Of the 50 patients in the study, 28 did not respond to their initial chemotherapy and Eilber and his team were able to determine this within a week of their initial treatment through the utilization of PET/CT.
“The significance of this study was that it identified people--more than half of those in the study--who were not going to benefit from the treatment early in the course of their therapy,” Eilber said. “This information significantly helps guide patient care. Although this study was performed in patients scheduled for surgery, I think these findings will have an even greater impact on patients with inoperable tumors or metastatic disease as you get a much quicker evaluation of treatment effectiveness and can make decisions that will hugely impact quality of life.”
Eilber said he was surprised how soon response to therapy could be determined.
“We had an idea that patients either respond or do not respond to treatment, but we weren’t sure how early you could see that,” he said. “I really was not sure we would be able to see effectiveness this early.”
Eilber and his team will continue to follow the patients and a clinical trial currently is underway based on the results of this study. Eilber believes it will help personalize treatment for each patient and may one day become the standard of care.

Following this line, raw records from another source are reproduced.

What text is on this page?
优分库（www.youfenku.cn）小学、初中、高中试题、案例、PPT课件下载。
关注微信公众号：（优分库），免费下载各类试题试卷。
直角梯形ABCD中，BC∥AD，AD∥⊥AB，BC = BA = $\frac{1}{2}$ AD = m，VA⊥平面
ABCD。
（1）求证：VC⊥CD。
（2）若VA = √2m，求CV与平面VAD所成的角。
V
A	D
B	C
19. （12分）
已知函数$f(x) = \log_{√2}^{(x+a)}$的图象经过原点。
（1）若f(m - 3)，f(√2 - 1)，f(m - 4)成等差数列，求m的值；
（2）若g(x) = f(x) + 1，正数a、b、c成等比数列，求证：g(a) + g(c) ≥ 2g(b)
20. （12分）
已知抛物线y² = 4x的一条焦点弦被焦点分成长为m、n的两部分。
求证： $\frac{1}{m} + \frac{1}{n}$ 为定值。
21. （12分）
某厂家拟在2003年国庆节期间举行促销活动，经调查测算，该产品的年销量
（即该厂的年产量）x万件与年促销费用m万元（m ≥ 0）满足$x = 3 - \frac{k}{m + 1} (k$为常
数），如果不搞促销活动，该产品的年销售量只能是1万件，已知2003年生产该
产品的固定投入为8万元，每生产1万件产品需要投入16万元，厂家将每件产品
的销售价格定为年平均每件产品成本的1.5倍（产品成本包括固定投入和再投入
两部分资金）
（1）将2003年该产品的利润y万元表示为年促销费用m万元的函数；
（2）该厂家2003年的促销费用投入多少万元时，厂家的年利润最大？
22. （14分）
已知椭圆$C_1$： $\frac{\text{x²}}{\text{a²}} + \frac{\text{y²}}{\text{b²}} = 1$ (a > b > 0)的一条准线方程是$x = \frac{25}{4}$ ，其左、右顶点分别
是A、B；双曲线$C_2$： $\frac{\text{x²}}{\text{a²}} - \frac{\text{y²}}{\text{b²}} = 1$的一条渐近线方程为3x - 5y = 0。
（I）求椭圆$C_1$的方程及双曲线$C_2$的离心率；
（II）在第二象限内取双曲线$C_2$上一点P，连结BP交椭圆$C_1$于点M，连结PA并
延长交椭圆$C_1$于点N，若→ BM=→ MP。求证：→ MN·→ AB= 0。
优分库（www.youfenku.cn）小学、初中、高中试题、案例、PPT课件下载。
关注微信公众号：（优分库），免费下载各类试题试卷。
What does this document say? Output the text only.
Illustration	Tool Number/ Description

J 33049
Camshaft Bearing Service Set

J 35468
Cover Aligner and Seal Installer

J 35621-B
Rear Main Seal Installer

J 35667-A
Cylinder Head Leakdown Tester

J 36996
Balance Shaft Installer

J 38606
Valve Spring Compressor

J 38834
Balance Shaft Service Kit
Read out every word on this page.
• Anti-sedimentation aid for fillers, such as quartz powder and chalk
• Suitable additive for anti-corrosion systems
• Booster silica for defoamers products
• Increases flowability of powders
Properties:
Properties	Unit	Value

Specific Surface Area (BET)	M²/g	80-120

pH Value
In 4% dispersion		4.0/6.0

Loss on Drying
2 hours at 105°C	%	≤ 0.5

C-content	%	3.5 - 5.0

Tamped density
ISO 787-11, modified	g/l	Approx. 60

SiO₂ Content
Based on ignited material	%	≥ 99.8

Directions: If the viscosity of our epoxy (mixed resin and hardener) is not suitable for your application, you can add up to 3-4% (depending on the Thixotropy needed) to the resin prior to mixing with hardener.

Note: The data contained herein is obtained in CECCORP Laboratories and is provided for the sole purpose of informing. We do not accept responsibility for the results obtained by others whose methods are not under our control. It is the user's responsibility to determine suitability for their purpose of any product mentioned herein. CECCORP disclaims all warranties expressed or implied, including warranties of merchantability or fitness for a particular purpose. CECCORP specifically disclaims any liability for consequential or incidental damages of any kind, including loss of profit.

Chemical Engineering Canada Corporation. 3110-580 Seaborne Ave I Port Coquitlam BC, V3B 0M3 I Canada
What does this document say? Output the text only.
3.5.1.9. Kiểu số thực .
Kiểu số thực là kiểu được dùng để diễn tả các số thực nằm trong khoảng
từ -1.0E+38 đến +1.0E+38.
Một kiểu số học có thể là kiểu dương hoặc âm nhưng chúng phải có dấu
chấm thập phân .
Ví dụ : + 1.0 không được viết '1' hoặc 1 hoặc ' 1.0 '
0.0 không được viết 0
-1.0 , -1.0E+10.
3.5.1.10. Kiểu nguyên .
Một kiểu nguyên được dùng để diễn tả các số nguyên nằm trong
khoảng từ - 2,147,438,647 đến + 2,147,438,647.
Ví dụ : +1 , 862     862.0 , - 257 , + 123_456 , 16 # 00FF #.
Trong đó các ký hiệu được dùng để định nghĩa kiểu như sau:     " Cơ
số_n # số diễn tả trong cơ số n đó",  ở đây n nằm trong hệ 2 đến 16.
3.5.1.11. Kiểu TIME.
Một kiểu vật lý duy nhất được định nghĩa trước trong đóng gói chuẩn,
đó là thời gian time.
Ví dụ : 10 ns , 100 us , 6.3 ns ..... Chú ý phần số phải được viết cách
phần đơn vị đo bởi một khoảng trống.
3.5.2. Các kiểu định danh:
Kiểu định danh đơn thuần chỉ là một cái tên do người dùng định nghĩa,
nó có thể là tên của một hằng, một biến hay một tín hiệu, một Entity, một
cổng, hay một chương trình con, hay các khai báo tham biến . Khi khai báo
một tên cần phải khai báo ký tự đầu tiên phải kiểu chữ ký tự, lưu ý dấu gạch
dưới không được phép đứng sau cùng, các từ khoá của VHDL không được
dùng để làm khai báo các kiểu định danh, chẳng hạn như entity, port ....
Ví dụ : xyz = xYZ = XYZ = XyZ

Researchers also may use PET/CT to gauge response to novel and targeted therapies. Eilber said that they are clinically testing new tracers as well. Instead of measuring glucose uptake, these probes look at cell growth. Response to therapy also may be tested using PET in other cancer types, he said.
The nearly two-year study, funded by grants from the UCLA In Vivo Cellular and
Molecular Imaging Centers and the U.S. Department of Energy, represented a true multidisciplinary effort, Eilber said. Experts from surgery, medical oncology, molecular and medical pharmacology, radiology, pathology, orthopedics, nuclear medicine and biostatistics comprised the research team.